Ефремов с предельной ясностью выразил в своей постановке нравственный закон новой генерации советских людей – быть честным перед самой материей жизни. После доклада Хрущева о развенчании культа личности Сталина ложь для молодого поколения стала врагом номер один. Розовские слова, сказанные Ефремовым, исполняющим роль Бориса Бороздина, «если я честный, я должен» (должен исполнить свой долг и отдать жизнь на войне; или же должен нести ответственность как художник перед зрителем), отмеченные многими рецензентами, превратились в девиз создаваемого театра, да и всего поколения шестидесятников в целом.

На фото — сцена из спектакля «Вечно живые»

Манера исполнения ролей в спектакле многим напомнила времена прежнего довоенного МХАТа. будущий «Современник» никого не стремился удивить внешними эффектами. Сценическая обстановка спектакля была по-студийному скромной, собранной из подручных средств (директор МХАТа А. Солодовников разрешил студийцам воспользоваться предметами старой реквизитной мебели), однако некоторые рецензенты замечали в этом решении намеренное желание выдвинуть на первый план актера. Следуя традиции Первой студии с ее «душевным реализмом», Ефремов вел своих актеров по линии глубокого психологизма – максимального сокращения дистанции, уничтожения зазора между актером и ролью: «Они разговаривали со зрителем так, словно рампа, отделявшая его от актеров, исчезала. Дистанция между интимностью и публичностью общения сократилась донельзя» (Настоящий строитель театра. Олег Ефремов. — М.: Зебра Е, 2011. – С. 364).

Молодые зрители – студенты МГУ, «Бауманки» и МАИ – после спектакля призвали актеров продолжать их студийное дело. Необходимость в создании театра-студии подтвердилась. Успех спектакля положил начало «Студии молодых актеров» (с 1957 года – театр-студия «Современник»), которую, сложись ситуация тогда так, как хотел Олег Ефремов, наверняка можно было бы считать Пятой студией МХАТа.

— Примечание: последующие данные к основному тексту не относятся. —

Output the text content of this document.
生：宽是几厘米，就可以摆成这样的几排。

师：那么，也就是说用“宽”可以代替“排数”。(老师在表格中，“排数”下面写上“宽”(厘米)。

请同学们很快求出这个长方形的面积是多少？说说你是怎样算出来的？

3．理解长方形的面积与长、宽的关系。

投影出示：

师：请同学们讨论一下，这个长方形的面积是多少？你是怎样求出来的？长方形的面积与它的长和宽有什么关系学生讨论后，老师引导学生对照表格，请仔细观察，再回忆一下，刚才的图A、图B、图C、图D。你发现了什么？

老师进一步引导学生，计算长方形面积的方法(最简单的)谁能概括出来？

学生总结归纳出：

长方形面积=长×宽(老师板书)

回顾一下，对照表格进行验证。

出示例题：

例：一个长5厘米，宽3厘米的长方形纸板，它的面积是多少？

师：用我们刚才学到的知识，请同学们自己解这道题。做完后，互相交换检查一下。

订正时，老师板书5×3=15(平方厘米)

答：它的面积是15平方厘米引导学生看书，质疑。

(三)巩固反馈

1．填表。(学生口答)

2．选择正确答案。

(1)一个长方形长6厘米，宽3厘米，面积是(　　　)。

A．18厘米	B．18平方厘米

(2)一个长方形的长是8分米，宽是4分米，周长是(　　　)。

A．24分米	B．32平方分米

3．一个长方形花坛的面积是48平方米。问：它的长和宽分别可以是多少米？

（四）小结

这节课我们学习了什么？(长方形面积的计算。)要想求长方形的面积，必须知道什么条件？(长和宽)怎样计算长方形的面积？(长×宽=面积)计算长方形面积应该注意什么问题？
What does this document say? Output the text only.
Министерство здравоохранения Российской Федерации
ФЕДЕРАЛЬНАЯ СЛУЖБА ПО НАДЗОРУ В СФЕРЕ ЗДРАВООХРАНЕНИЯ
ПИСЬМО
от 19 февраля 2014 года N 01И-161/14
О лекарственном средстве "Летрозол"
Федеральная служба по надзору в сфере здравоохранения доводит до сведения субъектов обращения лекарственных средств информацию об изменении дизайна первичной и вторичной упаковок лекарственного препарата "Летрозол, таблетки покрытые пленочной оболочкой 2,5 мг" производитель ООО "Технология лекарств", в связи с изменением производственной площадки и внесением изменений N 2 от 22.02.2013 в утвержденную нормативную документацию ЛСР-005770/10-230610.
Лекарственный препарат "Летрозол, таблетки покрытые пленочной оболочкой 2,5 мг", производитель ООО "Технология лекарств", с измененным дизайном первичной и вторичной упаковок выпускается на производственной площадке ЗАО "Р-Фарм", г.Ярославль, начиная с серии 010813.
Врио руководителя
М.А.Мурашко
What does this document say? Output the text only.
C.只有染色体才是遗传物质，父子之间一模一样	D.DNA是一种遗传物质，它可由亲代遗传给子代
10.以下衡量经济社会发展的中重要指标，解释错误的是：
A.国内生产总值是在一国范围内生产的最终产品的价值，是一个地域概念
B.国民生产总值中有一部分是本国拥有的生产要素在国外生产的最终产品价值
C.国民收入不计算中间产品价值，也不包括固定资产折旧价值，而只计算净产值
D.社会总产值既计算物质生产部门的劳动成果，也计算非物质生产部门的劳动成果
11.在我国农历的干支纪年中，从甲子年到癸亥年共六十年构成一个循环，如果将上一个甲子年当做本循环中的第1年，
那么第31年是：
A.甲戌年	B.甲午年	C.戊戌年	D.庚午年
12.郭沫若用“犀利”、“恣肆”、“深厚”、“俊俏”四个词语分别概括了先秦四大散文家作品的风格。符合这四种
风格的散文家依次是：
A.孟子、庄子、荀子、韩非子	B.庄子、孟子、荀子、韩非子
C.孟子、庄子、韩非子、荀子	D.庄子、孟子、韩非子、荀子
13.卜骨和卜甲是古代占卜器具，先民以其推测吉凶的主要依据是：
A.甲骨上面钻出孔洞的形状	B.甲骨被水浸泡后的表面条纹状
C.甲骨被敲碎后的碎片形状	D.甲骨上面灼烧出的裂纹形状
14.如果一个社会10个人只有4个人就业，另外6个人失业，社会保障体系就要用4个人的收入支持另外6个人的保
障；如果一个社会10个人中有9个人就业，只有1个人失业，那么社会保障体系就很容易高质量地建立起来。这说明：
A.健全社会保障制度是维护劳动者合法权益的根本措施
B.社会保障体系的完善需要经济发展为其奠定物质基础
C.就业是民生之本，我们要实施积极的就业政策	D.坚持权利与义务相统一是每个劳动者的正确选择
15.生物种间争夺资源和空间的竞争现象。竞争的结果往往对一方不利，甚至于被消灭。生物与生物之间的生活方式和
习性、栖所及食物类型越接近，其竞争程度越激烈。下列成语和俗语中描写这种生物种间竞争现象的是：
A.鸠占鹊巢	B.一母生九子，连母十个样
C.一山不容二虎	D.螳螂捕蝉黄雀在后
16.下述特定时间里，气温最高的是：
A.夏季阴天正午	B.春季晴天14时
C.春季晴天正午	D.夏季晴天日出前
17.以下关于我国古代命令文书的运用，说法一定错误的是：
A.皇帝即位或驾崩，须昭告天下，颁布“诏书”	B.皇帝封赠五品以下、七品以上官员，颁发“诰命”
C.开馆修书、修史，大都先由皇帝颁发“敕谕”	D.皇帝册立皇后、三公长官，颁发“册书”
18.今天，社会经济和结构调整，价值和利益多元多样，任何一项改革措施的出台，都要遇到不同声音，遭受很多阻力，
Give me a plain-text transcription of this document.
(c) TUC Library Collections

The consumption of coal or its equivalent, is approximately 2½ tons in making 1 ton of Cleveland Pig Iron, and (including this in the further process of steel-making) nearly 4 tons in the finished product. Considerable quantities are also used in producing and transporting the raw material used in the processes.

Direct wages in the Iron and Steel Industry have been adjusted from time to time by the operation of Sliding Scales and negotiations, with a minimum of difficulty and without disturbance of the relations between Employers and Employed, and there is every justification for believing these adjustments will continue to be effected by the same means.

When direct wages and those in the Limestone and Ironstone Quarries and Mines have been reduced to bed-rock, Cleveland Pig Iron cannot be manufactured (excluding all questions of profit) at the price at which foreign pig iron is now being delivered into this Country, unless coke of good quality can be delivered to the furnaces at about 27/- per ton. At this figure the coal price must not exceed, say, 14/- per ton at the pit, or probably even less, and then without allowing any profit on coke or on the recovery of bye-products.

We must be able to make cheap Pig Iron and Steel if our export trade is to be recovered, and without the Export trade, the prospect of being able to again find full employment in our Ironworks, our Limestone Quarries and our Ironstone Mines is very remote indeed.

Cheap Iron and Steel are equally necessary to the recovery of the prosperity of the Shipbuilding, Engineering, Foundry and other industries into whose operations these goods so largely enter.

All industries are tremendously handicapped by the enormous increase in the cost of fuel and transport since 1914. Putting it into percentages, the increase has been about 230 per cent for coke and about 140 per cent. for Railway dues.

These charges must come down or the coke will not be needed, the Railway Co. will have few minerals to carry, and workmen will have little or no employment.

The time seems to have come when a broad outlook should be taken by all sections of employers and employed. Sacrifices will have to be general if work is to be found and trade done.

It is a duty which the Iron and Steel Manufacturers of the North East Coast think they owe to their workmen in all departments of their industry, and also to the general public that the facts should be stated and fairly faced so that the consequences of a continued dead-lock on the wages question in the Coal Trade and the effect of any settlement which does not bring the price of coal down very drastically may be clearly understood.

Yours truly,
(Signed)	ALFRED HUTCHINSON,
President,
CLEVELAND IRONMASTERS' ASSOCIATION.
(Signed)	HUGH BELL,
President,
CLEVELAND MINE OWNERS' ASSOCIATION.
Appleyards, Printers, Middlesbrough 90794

Содружеству актеров нужно было сделать следующий шаг – придумать организационную форму коллектива, репертуар и обговорить принципы дальнейшей работы. Для этого Ефремов создал инициативный Совет, в который входили его учитель В. Виленкин, критик В. Саппак, а также близкие по духу и исканиям режиссер А. Эфрос и драматург В. Розов, приглашенные из ЦДТ. Все вместе они размышляли над общими организационными проблемами.

Первостепенный вопрос был связан с организационной формой нового театрального дела. О. Ефремов хотел создать не просто театр, а совершенно особый организм – театр студийного типа, который бы представлял собой содружество единомышленников, построенное на демократических основах: «Ради этого я и затеял новый театр, театр, где последний актер и первый режиссер – едины» (Саппак В. Блокноты 1956 года. – М.: Изд-во «Московский Художественный театр», 2013. – С. 12.). Структура труппы – двухстепенная, по образу и подобию старого Художественного театра, то есть с разделением на основную часть актерского состава (члены труппы) и второстепенную, работающую на договорных началах (кандидаты в члены труппы). Высший орган управления – собрание членов труппы, которое должно ежегодно переизбираться.

В основе театра-студии «Современник» лежала четкая программа, в которой были обозначены основные задачи студии: «по линии общественно-политической» – обращение к центральным, животрепещущим проблемам эпохи; «по линии этической» – строительство театра на опыте коллективного художника, студийных началах; «по линии профессиональной» – пользование неисчерпаемыми возможностями метода Станиславского и Немировича-Данченко (Сподвижники. Портрет театра «Современник» на фоне меняющегося времени. – Искусство, наука и спорт, 2018. – С. 25.).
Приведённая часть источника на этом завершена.